Nach der Ausstrahlung der allerletzten Folge von "Game of Thrones" sind viele Fans enttäuscht. Eine der Hauptdarstellerinnen verteidigt nun jedoch die Arbeit ihrer Kollegen und übt deutliche Kritik am Verhalten des Publikums.

"Game of Thrones" ist zu Ende. Acht Staffeln und insgesamt 73 Folgen lang haben die Fans weltweit mit den Helden und Schurken des fiktiven Kontinents Westeros mitgefiebert – doch mit der finalen Staffel und insbesondere der allerletzten Folge sind nicht alle Zuschauer zufrieden. Die Schauspielerin Sophie Turner, die in der HBO-Hitserie von Beginn an mit dabei war, erklärte nun, dass sie das Verhalten vieler Fans jedoch nicht verstehen könne.
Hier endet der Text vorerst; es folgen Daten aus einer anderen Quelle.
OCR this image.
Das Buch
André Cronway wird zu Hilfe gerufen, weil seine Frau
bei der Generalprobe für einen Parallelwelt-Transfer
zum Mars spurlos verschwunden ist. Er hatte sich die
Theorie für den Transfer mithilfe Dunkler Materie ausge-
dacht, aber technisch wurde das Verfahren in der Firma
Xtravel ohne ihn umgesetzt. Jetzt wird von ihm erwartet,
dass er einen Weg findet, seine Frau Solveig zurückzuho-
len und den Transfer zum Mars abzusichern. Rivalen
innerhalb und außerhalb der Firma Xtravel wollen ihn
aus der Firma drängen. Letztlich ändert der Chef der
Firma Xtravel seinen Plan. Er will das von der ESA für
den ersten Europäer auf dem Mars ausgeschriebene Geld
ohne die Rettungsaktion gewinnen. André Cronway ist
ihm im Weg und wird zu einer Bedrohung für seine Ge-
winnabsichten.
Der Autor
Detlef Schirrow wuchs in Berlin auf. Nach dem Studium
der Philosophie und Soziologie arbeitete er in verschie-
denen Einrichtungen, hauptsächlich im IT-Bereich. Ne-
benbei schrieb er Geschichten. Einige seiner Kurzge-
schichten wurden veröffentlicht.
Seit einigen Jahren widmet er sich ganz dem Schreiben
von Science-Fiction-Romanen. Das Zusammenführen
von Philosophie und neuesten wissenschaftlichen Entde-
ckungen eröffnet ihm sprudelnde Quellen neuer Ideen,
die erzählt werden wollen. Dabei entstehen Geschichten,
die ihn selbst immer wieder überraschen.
Eine Petition mit dem Ziel, den Kabelsender zu einem Neudreh von Staffel acht zu bewegen, empfindet die 23-Jährige gar als "respektlos", wie sie nun im Interview mit der "New York Times" gestand. "So viele Menschen haben so hart daran gearbeitet. Das durch den Dreck zu ziehen, nur weil es nicht das ist, was sie sehen wollen, ist einfach undankbar", erklärte die Schauspielerin.

Allerdings betont die Britin, dass sie über das gemischte Echo nicht sonderlich überrascht sei: "Die Leute haben immer eine eigene Vorstellung in ihren Köpfen, wie die Serie enden soll. Und wenn sie nicht so ausgeht, wie sie wollen, werden sie laut und rebellieren."

Sie selbst sei hingegen sehr zufrieden damit, wie die Geschichte nun ihr Ende gefunden hat. Insbesondere das Schicksal ihrer Figur Sansa Stark gefällt ihr: "Ich liebe es", so Turner. Für die Aufgabe, die ihrem Serien-Charakter gegen Ende zu Teil wird, sei niemand besser geeignet.